Within this "socialist" country, everyone we spoke with--including a 70-year-old female doctor sitting across from us on the high-speed train to Paris--expressed hope that President Obama would be re-elected. (The doctor could not begin to wrap her brain around the idea that so many Americans would reject national health care such as the program--she told us--that worked so well for the German people.) Evening and morning newscasts focused heavily on the second and third Obama-Romney debates, which occurred while we were there.
My husband and I again rode the subway for the long ride to the Munich suburb of Dachau. We felt we should pay our respects to the millions of innocent victims of the Holocaust. The concentration camp there remains a stark reminder of the excesses of absolute power and propaganda machines. At the visitors center, a film is shown in an an appropriately unadorned theater of hard wooden seats; the audience--mostly German--was warned that the photos to come would be graphic. This was no exaggeration.
Exuberant secondary-school students who were laughing and texting on the way over to Dachau with us on the subway became respectful, silent.
TELLING IT LIKE IT WAS
On television that night, a two-hour program was shown as part of a series on World War II. Over and over, we could hear the words: die propaganda. The documentary was straightforward--telling it, as Howard Cosell would have said, "like it is." I was impressed by this openness, thinking how nice it would be if more of us discussed aspects of our own shameful past (slavery, the Jim Crow era, Massive Resistance, the Indian wars) and our imperfections today.
The following night, a documentary on neo-Nazis in Germany was featured. We weren't in the country long enough to see live evidence of this, so I'm thinking (hoping!) that this is a small group--the lunatic fringe, so to speak--much as what little remains of the Ku Klux Klan in America.
But I was impressed that these programs were so prominently featured on television in our cozy hotel room near the Marienplatz, with its charming Middle Ages glockenspiel, the Ratskeller, and biergartens. I had read and heard from many sources that the German government and people have genuinely worked to acknowledge their past religious and racial prejudices, their "killing fields," their sad place in history. The words "never again" adorn the memorials. It's one of the reasons, after 35 years of travel in Europe, that I finally allowed myself the pleasure of being a tourist here.
A FREE PEOPLE?
Today, despite the challenges within the EU, Germany itself is prosperous. The same appears true to the tourist's eye for my personal favorite in foreign countries: France. There, the press acknowledges the challenges faced by its economy, and when you're taking the train into the Gare de l'Est, the suburbs look grim.

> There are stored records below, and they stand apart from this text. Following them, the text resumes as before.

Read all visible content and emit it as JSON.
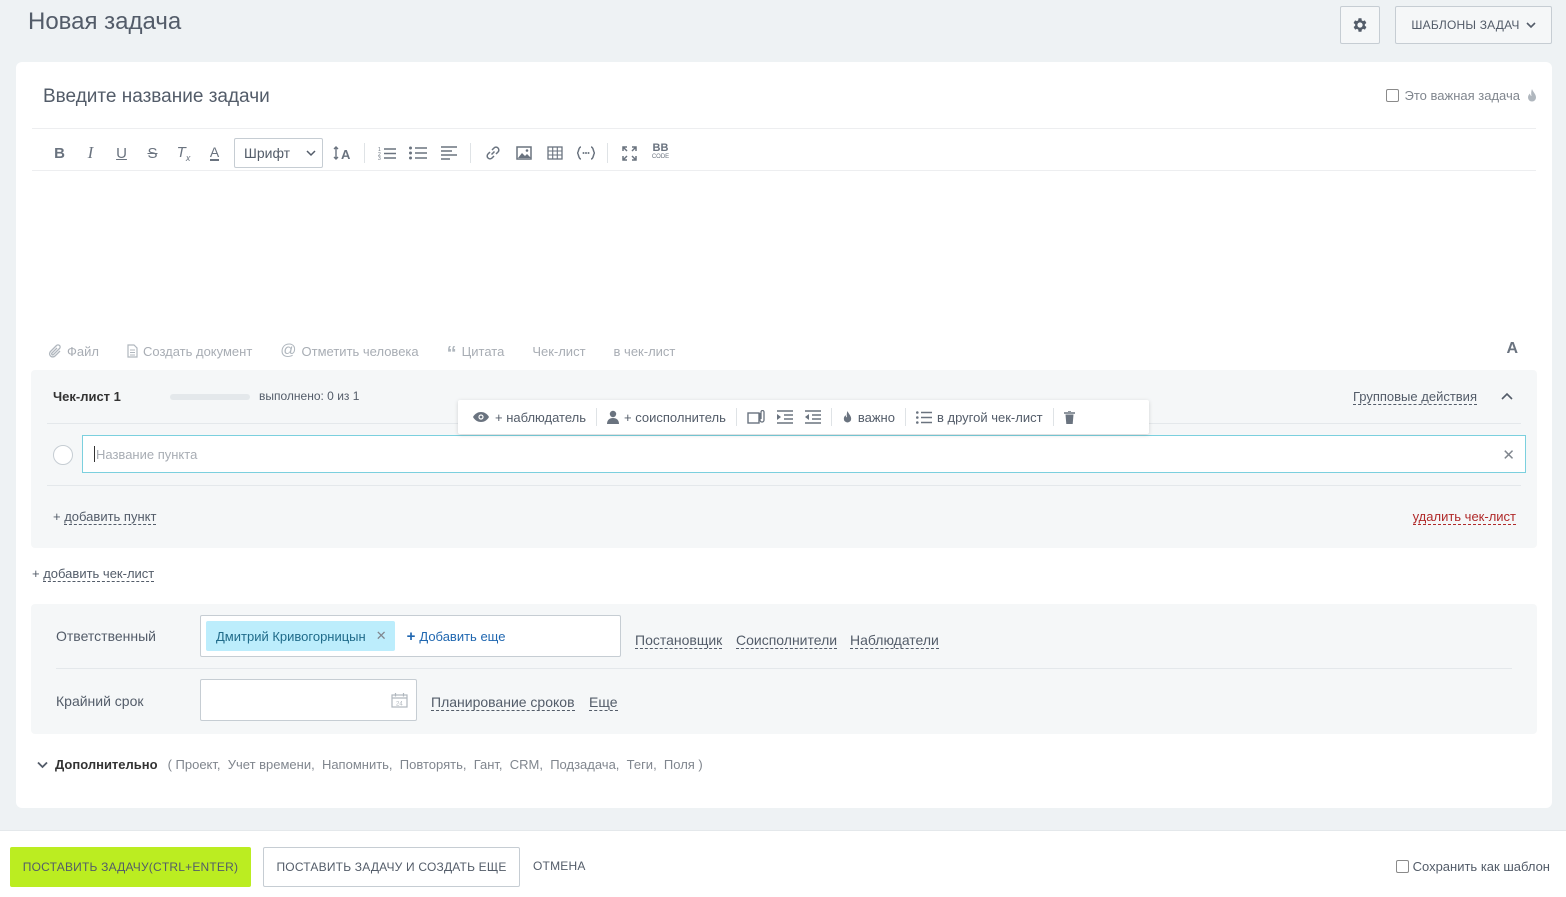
{
  "header": {
    "title": "Новая задача",
    "templates_label": "ШАБЛОНЫ ЗАДАЧ"
  },
  "task": {
    "title_placeholder": "Введите название задачи",
    "important_label": "Это важная задача"
  },
  "toolbar": {
    "font_label": "Шрифт",
    "bbcode_label": "BB",
    "bbcode_sub": "CODE"
  },
  "attach": {
    "file": "Файл",
    "create_doc": "Создать документ",
    "mention": "Отметить человека",
    "quote": "Цитата",
    "checklist": "Чек-лист",
    "to_checklist": "в чек-лист",
    "font_toggle": "A"
  },
  "checklist": {
    "title": "Чек-лист 1",
    "progress_text": "выполнено: 0 из 1",
    "progress": 0,
    "group_actions": "Групповые действия",
    "item_placeholder": "Название пункта",
    "add_item_plus": "+ ",
    "add_item": "добавить пункт",
    "delete": "удалить чек-лист",
    "popup": {
      "observer": "+ наблюдатель",
      "coexecutor": "+ соисполнитель",
      "important": "важно",
      "other_checklist": "в другой чек-лист"
    }
  },
  "add_checklist_plus": "+ ",
  "add_checklist": "добавить чек-лист",
  "people": {
    "responsible_label": "Ответственный",
    "responsible_name": "Дмитрий Кривогорницын",
    "add_more": "Добавить еще",
    "links": [
      "Постановщик",
      "Соисполнители",
      "Наблюдатели"
    ],
    "deadline_label": "Крайний срок",
    "planning": "Планирование сроков",
    "more": "Еще"
  },
  "extra": {
    "label": "Дополнительно",
    "items": "( Проект,  Учет времени,  Напомнить,  Повторять,  Гант,  CRM,  Подзадача,  Теги,  Поля )"
  },
  "footer": {
    "submit": "ПОСТАВИТЬ ЗАДАЧУ(CTRL+ENTER)",
    "submit_more": "ПОСТАВИТЬ ЗАДАЧУ И СОЗДАТЬ ЕЩЕ",
    "cancel": "ОТМЕНА",
    "save_template": "Сохранить как шаблон"
  },
  "colors": {
    "accent_green": "#bbed21",
    "chip_blue": "#bcedfc",
    "danger": "#b02a2a",
    "link_blue": "#2067b0"
  }
}
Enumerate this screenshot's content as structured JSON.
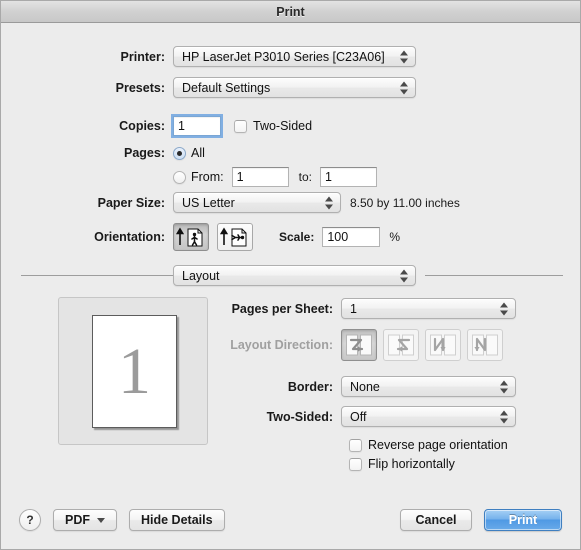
{
  "window": {
    "title": "Print"
  },
  "settings": {
    "printer_label": "Printer:",
    "printer_value": "HP LaserJet P3010 Series [C23A06]",
    "presets_label": "Presets:",
    "presets_value": "Default Settings",
    "copies_label": "Copies:",
    "copies_value": "1",
    "two_sided_checkbox_label": "Two-Sided",
    "pages_label": "Pages:",
    "pages_all_label": "All",
    "pages_from_label": "From:",
    "pages_from_value": "1",
    "pages_to_label": "to:",
    "pages_to_value": "1",
    "paper_size_label": "Paper Size:",
    "paper_size_value": "US Letter",
    "paper_dimensions": "8.50 by 11.00 inches",
    "orientation_label": "Orientation:",
    "orientation_portrait_name": "portrait",
    "orientation_landscape_name": "landscape",
    "orientation_selected": "portrait",
    "scale_label": "Scale:",
    "scale_value": "100",
    "scale_unit": "%"
  },
  "pane": {
    "selector_value": "Layout",
    "pages_per_sheet_label": "Pages per Sheet:",
    "pages_per_sheet_value": "1",
    "layout_direction_label": "Layout Direction:",
    "layout_direction_enabled": false,
    "layout_direction_options": [
      "across-then-down",
      "down-then-across-reverse",
      "down-then-across",
      "across-then-down-reverse"
    ],
    "layout_direction_selected_index": 0,
    "border_label": "Border:",
    "border_value": "None",
    "two_sided_label": "Two-Sided:",
    "two_sided_value": "Off",
    "reverse_page_orientation_label": "Reverse page orientation",
    "reverse_page_orientation_checked": false,
    "flip_horizontally_label": "Flip horizontally",
    "flip_horizontally_checked": false
  },
  "preview": {
    "page_number": "1"
  },
  "footer": {
    "help_label": "?",
    "pdf_label": "PDF",
    "hide_details_label": "Hide Details",
    "cancel_label": "Cancel",
    "print_label": "Print"
  },
  "colors": {
    "window_bg": "#ececec",
    "accent_blue": "#4f99e4",
    "disabled_text": "#a0a0a0",
    "separator": "#9d9d9d"
  }
}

But it's hard not to suspect that there's something in these two modern and progressive countries that's going right. If the citoyens of France aren't "free" because of their so-called socialist form of government, it's impossible to discern.
When we were departing for home, our driver to the airport enthusiastically said, "Please come back to France! You are always welcome in France! Americans are always welcome in France!"
He certainly doesn't have to twist my arm.